David Miller jest jednak nie tylko pisarzem, pracuje również jako balsamista, czyli przygotowuje zwłoki przed pochówkiem. Pracując w tym zawodzie powinien raczej pisać horrory, ale okazuje się, że nie kryminał musi nam wystarczyć.
Niestety popularność Millera sprawia, że otrzymuje coraz więcej listów od wielbicieli, co z czasem może okazać się niebezpieczne. Wśród wielbicieli pojawia się bowiem osoba psychopatyczna… kim jest tajemnicza Miss Hyde? Czy ma coś wspólnego z bezlitosnym Katem?

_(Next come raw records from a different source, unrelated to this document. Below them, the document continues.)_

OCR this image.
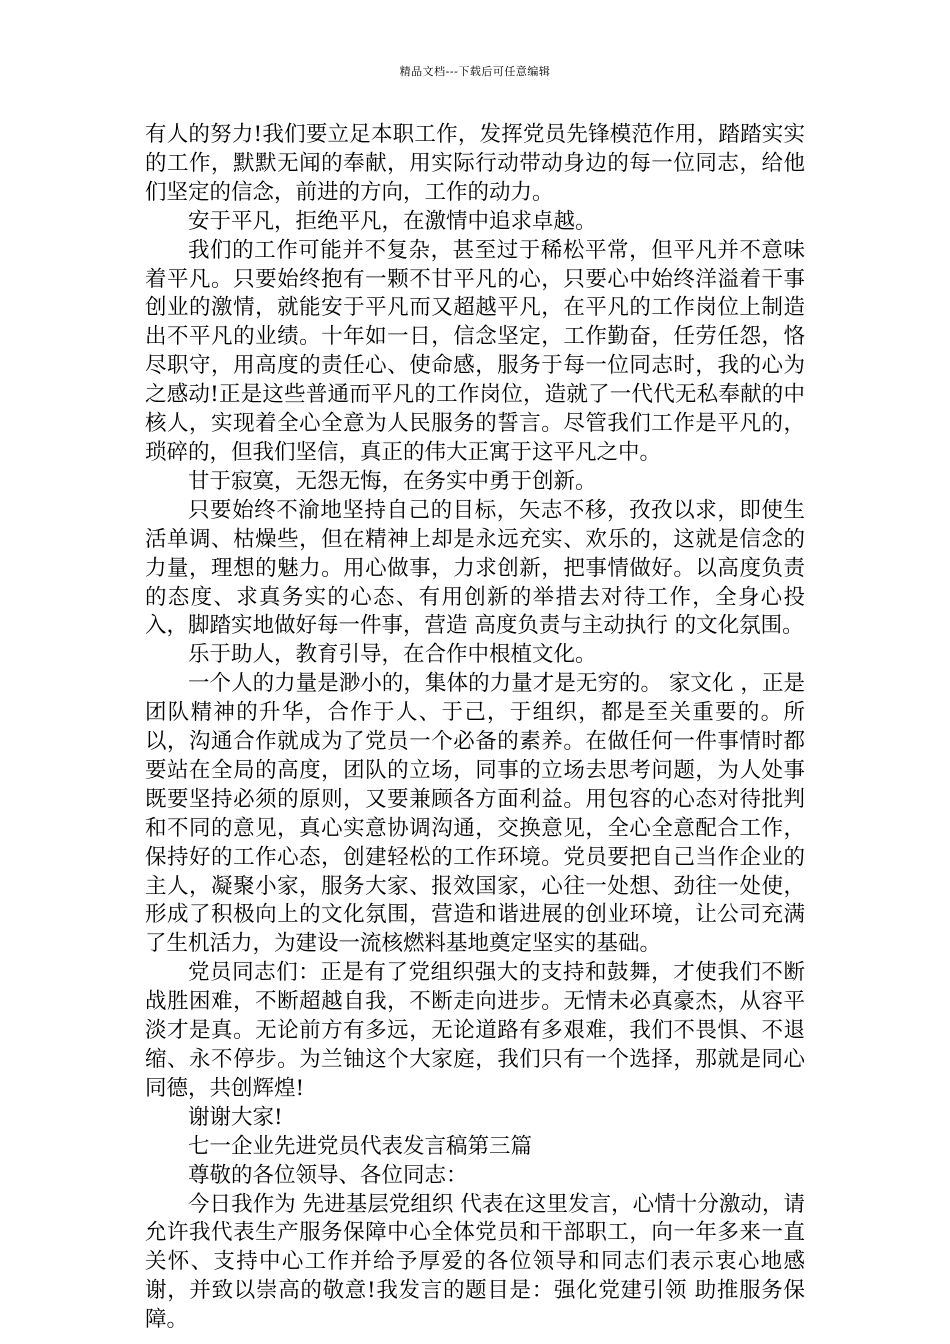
精品文档---下载后可任意编辑

有人的努力!我们要立足本职工作，发挥党员先锋模范作用，踏踏实实的工作，默默无闻的奉献，用实际行动带动身边的每一位同志，给他们坚定的信念，前进的方向，工作的动力。

安于平凡，拒绝平凡，在激情中追求卓越。

我们的工作可能并不复杂，甚至过于稀松平常，但平凡并不意味着平凡。只要始终抱有一颗不甘平凡的心，只要心中始终洋溢着干事创业的激情，就能安于平凡而又超越平凡，在平凡的工作岗位上制造出不平凡的业绩。十年如一日，信念坚定，工作勤奋，任劳任怨，恪尽职守，用高度的责任心、使命感，服务于每一位同志时，我的心为之感动!正是这些普通而平凡的工作岗位，造就了一代代无私奉献的中核人，实现着全心全意为人民服务的誓言。尽管我们工作是平凡的，琐碎的，但我们坚信，真正的伟大正寓于这平凡之中。

甘于寂寞，无怨无悔，在务实中勇于创新。

只要始终不渝地坚持自己的目标，矢志不移，孜孜以求，即使生活单调、枯燥些，但在精神上却是永远充实、欢乐的，这就是信念的力量，理想的魅力。用心做事，力求创新，把事情做好。以高度负责的态度、求真务实的心态、有用创新的举措去对待工作，全身心投入，脚踏实地做好每一件事，营造 高度负责与主动执行 的文化氛围。

乐于助人，教育引导，在合作中根植文化。

一个人的力量是渺小的，集体的力量才是无穷的。 家文化 ，正是团队精神的升华，合作于人、于己，于组织，都是至关重要的。所以，沟通合作就成为了党员一个必备的素养。在做任何一件事情时都要站在全局的高度，团队的立场，同事的立场去思考问题，为人处事既要坚持必须的原则，又要兼顾各方面利益。用包容的心态对待批判和不同的意见，真心实意协调沟通，交换意见，全心全意配合工作，保持好的工作心态，创建轻松的工作环境。党员要把自己当作企业的主人，凝聚小家，服务大家、报效国家，心往一处想、劲往一处使，形成了积极向上的文化氛围，营造和谐进展的创业环境，让公司充满了生机活力，为建设一流核燃料基地奠定坚实的基础。

党员同志们：正是有了党组织强大的支持和鼓舞，才使我们不断战胜困难，不断超越自我，不断走向进步。无情未必真豪杰，从容平淡才是真。无论前方有多远，无论道路有多艰难，我们不畏惧、不退缩、永不停步。为兰铀这个大家庭，我们只有一个选择，那就是同心同德，共创辉煌!

谢谢大家!

七一企业先进党员代表发言稿第三篇

尊敬的各位领导、各位同志：

今日我作为 先进基层党组织 代表在这里发言，心情十分激动，请允许我代表生产服务保障中心全体党员和干部职工，向一年多来一直关怀、支持中心工作并给予厚爱的各位领导和同志们表示衷心地感谢，并致以崇高的敬意!我发言的题目是：强化党建引领 助推服务保障。
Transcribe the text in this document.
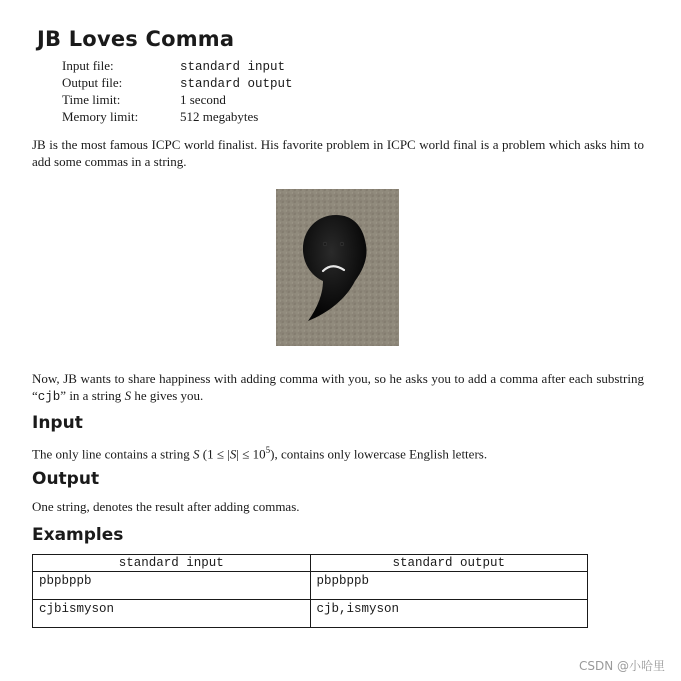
JB Loves Comma
Input file:	standard input
Output file:	standard output
Time limit:	1 second
Memory limit:	512 megabytes

JB is the most famous ICPC world finalist. His favorite problem in ICPC world final is a problem which asks him to add some commas in a string.

Now, JB wants to share happiness with adding comma with you, so he asks you to add a comma after each substring “cjb” in a string S he gives you.

Input

The only line contains a string S $(1 \le |S| \le 10^5)$, contains only lowercase English letters.

Output

One string, denotes the result after adding commas.

Examples
standard input	standard output
pbpbppb	pbpbppb
cjbismyson	cjb,ismyson
CSDN @小哈里
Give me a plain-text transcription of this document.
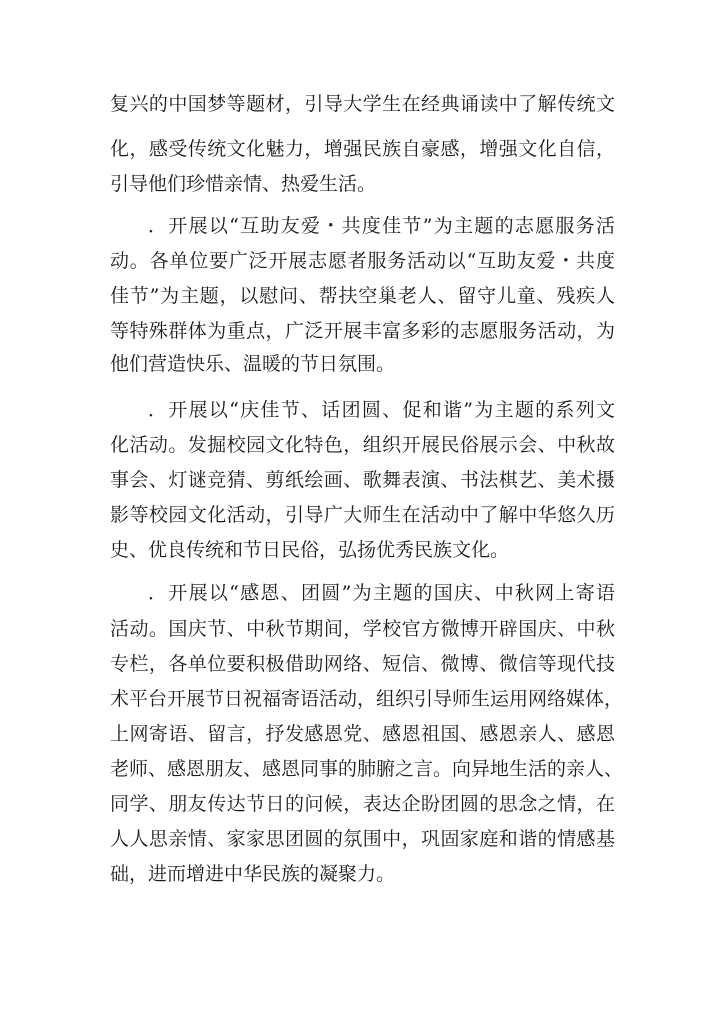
复兴的中国梦等题材，引导大学生在经典诵读中了解传统文
化，感受传统文化魅力，增强民族自豪感，增强文化自信，
引导他们珍惜亲情、热爱生活。
．开展以“互助友爱・共度佳节”为主题的志愿服务活
动。各单位要广泛开展志愿者服务活动以“互助友爱・共度
佳节”为主题，以慰问、帮扶空巢老人、留守儿童、残疾人
等特殊群体为重点，广泛开展丰富多彩的志愿服务活动，为
他们营造快乐、温暖的节日氛围。
．开展以“庆佳节、话团圆、促和谐”为主题的系列文
化活动。发掘校园文化特色，组织开展民俗展示会、中秋故
事会、灯谜竞猜、剪纸绘画、歌舞表演、书法棋艺、美术摄
影等校园文化活动，引导广大师生在活动中了解中华悠久历
史、优良传统和节日民俗，弘扬优秀民族文化。
．开展以“感恩、团圆”为主题的国庆、中秋网上寄语
活动。国庆节、中秋节期间，学校官方微博开辟国庆、中秋
专栏，各单位要积极借助网络、短信、微博、微信等现代技
术平台开展节日祝福寄语活动，组织引导师生运用网络媒体，
上网寄语、留言，抒发感恩党、感恩祖国、感恩亲人、感恩
老师、感恩朋友、感恩同事的肺腑之言。向异地生活的亲人、
同学、朋友传达节日的问候，表达企盼团圆的思念之情，在
人人思亲情、家家思团圆的氛围中，巩固家庭和谐的情感基
础，进而增进中华民族的凝聚力。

Jeżeli macie w skojarzenia z „Misery” Stephena Kinga, to jesteście na dobrym tropie, bo to podobny typ powieści. Co prawda David Miller nie jest tak boleśnie bezradny jak Paul Sheldon, za to Kat wyróżnia się wyjątkowym sadyzmem. Są w tej powieści sceny, które na długo pozostają czytelnikowi w pamięci. Trudno jednak nazwać Thillieza mistrzem makabry. Właściwie to trudno nazwać go jakimkolwiek mistrzem. „Las cieni” jest bowiem dość przeciętną powieścią, jak na start nowej serii wydawniczej, to troszkę za mało.
Jeżeli już jesteśmy przy kalkach, to jest tu motyw, który kojarzyć się może z filmowym „Koszmarem z ulicy Wiązów”. Oto bowiem dowiadujemy się o istnieniu mordercy, który ponad dwadzieścia lat temu grasował po okolicy, po czym sam odebrał sobie życie. Czy aby na pewno?
Po konstrukcji fabuły widać, że Franck Thilliez próbował trochę kombinować. Miesza wątki, myli tropy, ale też obraca w niwecz własne starania, zbyt nachalnie wskazując czytelnikowi rozwiązania, na które bohater jeszcze nie wpadł. Również postać psychologa-milionera, który wynajmuje Millera, by ten pisał pod jego dyktando, jest zbiorem klisz, a nie rzeczywistą postacią. Autor najwyraźniej próbował dodać powieści głębi, wplatając w wymyśloną przez siebie fabułę nieco naukowości, efekt jest jednak mizerny.
„Las cieni” to – w najlepszym przypadku – kolejowe czytadło. Czekając na przesiadkę, lub siedząc w wagonie prawdopodobnie damy sobie z tą powieścią radę. Jeśli jednak pod ręką będziemy mieli coś innego, zapewne ciśniemy ją w kąt.